At the risk of tempting fate, or any other mysterious force that might catch wind, summer has largely settled here, and the garden grows: grows away from the sorry spring’s torrential woes. Almost six months to the day after telling Mary, “it doesn’t get much worse than this”, as we picked chilled salad with frozen hands, I lined up with apprentices Dean and Adam, peered through the riot of companion flowers and onto the verdant greens of youthful glasshouse and field crops, and muttered, “this is as good as it gets.”
Both statements are a shadow of the truth. Winter has its share of comforts and joys, of course; all seasons, all days, have their moments of paradise, their hours of grind. Yet, all things being equal, the garden in early summer is at its most alive: lush spring leaf overlaps with fresh summer flowers and exuberant ripe fruits: no other time can hold these three crucial ingredients in such measure.
Our early fruits are strawberries and broad beans (the latter are, after all, fruiting vegetables). And this week’s harvest will be as bumper as any other this year: the autumn beans have been caught by the spring sown stock; the maincrop strawberries reached the red of the earlies: all round, a time of crescendo. We are very grateful to Inspiral and Growing Communities for giving us an outlet for the abundance, and saving us from the unthinkable: crops rotting “on the vine”.
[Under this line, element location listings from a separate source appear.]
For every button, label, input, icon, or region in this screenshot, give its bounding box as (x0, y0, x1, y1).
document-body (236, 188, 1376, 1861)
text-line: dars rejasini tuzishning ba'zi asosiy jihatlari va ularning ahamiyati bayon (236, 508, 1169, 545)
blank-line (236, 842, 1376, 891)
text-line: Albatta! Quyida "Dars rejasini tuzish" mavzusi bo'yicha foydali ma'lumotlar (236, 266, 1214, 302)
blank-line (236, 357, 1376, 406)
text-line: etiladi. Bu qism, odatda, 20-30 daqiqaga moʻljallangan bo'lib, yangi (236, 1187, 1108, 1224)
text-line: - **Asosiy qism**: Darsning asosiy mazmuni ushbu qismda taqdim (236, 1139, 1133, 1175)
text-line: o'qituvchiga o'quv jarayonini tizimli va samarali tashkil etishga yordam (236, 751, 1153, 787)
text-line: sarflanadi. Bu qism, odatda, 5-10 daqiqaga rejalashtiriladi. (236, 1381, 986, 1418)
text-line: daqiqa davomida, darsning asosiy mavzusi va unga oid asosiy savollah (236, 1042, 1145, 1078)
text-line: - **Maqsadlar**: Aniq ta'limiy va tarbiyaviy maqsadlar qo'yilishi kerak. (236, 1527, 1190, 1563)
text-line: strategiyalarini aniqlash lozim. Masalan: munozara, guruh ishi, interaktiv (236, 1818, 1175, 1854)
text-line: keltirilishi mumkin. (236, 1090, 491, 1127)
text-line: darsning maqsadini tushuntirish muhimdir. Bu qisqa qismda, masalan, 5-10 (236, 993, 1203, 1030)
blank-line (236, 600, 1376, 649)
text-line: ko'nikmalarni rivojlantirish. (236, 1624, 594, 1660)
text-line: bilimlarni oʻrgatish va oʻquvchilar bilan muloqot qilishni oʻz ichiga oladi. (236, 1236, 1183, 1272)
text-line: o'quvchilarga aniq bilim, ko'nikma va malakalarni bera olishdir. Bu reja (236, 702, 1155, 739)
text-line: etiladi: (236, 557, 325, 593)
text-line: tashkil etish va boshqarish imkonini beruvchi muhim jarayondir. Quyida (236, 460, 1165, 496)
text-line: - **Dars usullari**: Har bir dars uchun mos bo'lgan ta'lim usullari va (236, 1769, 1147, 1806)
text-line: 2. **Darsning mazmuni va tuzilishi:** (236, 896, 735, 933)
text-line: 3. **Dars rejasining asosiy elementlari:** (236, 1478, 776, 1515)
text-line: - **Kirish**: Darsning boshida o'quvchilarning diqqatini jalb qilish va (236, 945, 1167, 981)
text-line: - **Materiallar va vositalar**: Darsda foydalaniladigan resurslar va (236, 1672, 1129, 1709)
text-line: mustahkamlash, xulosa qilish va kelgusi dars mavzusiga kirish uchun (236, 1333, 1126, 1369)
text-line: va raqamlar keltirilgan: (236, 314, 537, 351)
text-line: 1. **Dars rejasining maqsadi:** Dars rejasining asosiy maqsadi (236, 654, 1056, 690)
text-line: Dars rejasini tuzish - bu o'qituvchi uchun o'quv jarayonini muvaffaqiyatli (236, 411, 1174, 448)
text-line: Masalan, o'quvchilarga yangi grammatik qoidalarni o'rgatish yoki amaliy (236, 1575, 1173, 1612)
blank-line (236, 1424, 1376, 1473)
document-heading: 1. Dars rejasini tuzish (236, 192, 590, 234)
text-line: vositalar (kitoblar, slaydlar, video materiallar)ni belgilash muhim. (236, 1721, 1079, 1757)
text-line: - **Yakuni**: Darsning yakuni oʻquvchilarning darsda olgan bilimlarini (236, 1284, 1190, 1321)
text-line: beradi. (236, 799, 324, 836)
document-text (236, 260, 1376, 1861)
Both are time-consuming to pick, something I perhaps should have considered when I plumped for filling the Old Kitchen Garden with broad beans whilst plotting the planting plan in the depths of December, but hey. To be up early doors, on a fine summers’ morn, or even a damp one, as the birds begin to find their voice: a flask of coffee, some friends, and more beans than I’ve ever eaten. Moments like this.